Fishskin Trousers is transferring to Park Theatre in October 2017. This review is from 2013.
One great thing about Suffolk is that parts of it feel like you’re entering the Middle Ages. Playwright Elizabeth Kuti has picked up on this weirdness and used a local myth about a wild man found in the sea at Orford to construct a brand new legend of her own. It’s a three-way drama led by a serving girl who witnesses the wild man being fished from the sea at Orford Ness in 1173. Then there’s an Australian physicist working on radar in 1973 who hears unexplained screams from the ocean. And finally a local teacher in 2003 planning an abortion following a failed affair hears screaming, not only from the sea but also from the depths of her amniotic fluid.
This is a fascinating and lyrical piece of writing weaving three monologues in different idioms – Suffolk dialect, Aussie nerdishness and contemporary RP. Kuti has a remarkable ear for detail and vivid images flicker throughout, opening vistas in her characters's accounts of mystical experiences on the Suffolk coast. And in line with a quantum theory of time expounded by the Aussie scientist, Kuti brings together past and present as though they were coexistent.
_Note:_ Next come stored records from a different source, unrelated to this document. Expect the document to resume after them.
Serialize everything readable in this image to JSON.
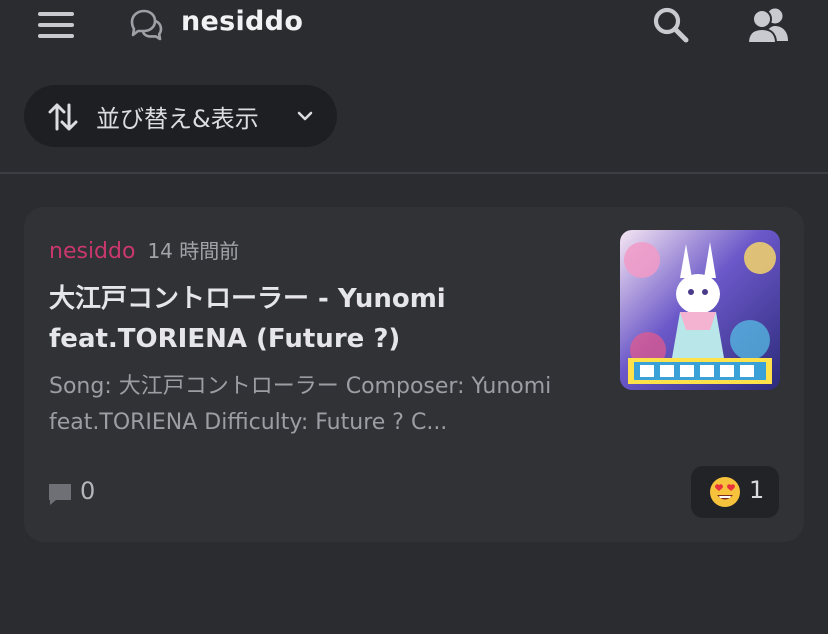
{
  "header": {
    "menu_icon": "hamburger-menu-icon",
    "forum_icon": "forum-chat-icon",
    "title": "nesiddo",
    "search_icon": "search-icon",
    "members_icon": "members-icon"
  },
  "sort_filter": {
    "icon": "sort-arrows-icon",
    "label": "並び替え&表示",
    "chevron": "chevron-down-icon"
  },
  "post": {
    "author": "nesiddo",
    "time": "14 時間前",
    "title": "大江戸コントローラー - Yunomi feat.TORIENA (Future ?)",
    "snippet": "Song: 大江戸コントローラー Composer: Yunomi feat.TORIENA Difficulty: Future ? C...",
    "thumbnail": "album-art-thumbnail",
    "comment_count": "0",
    "reaction": {
      "emoji": "heart-eyes-emoji",
      "count": "1"
    }
  },
  "colors": {
    "background": "#2b2c30",
    "card": "#313236",
    "author": "#c9376d",
    "sort_button": "#1e1f22"
  }
}
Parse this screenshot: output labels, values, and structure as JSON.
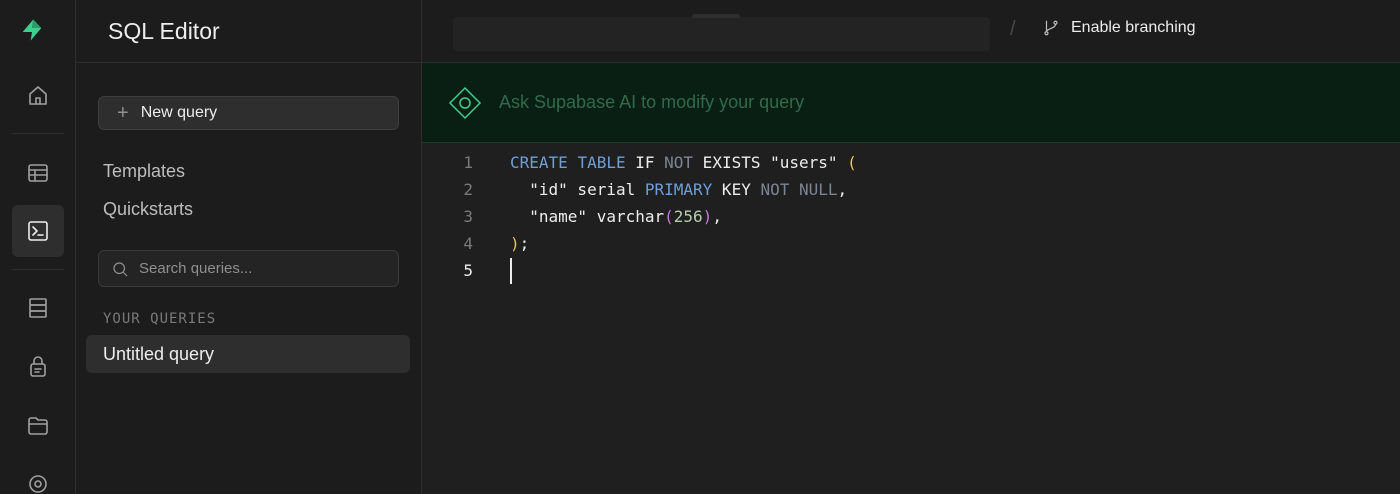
{
  "rail": {
    "items": [
      "home-icon",
      "table-editor-icon",
      "sql-editor-icon",
      "database-icon",
      "auth-icon",
      "storage-icon",
      "realtime-icon"
    ],
    "active": "sql-editor-icon",
    "brand_color": "#3ecf8e"
  },
  "sidebar": {
    "title": "SQL Editor",
    "new_query_label": "New query",
    "links": [
      "Templates",
      "Quickstarts"
    ],
    "search_placeholder": "Search queries...",
    "section_label": "YOUR QUERIES",
    "queries": [
      "Untitled query"
    ]
  },
  "topbar": {
    "branch_label": "Enable branching"
  },
  "ai": {
    "placeholder": "Ask Supabase AI to modify your query"
  },
  "editor": {
    "line_numbers": [
      "1",
      "2",
      "3",
      "4",
      "5"
    ],
    "current_line": 5,
    "lines": [
      "CREATE TABLE IF NOT EXISTS \"users\" (",
      "  \"id\" serial PRIMARY KEY NOT NULL,",
      "  \"name\" varchar(256),",
      ");",
      ""
    ]
  }
}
This lyrical precision is matched by Robert Price’s subtle and shadowy production on a black box set eerily lit by Matt Leventhall. Jessica Carroll moves dexterously through the murky mind of the medieval serving girl. Brett Brown meanwhile is a painfully tortured Australian geek – the eyebrows behind his specs pleading for approval. And Eva Traynor is no less precise in her dissection of her agonies during a dark night of the soul. It made me want to book an Orford B&B immediately.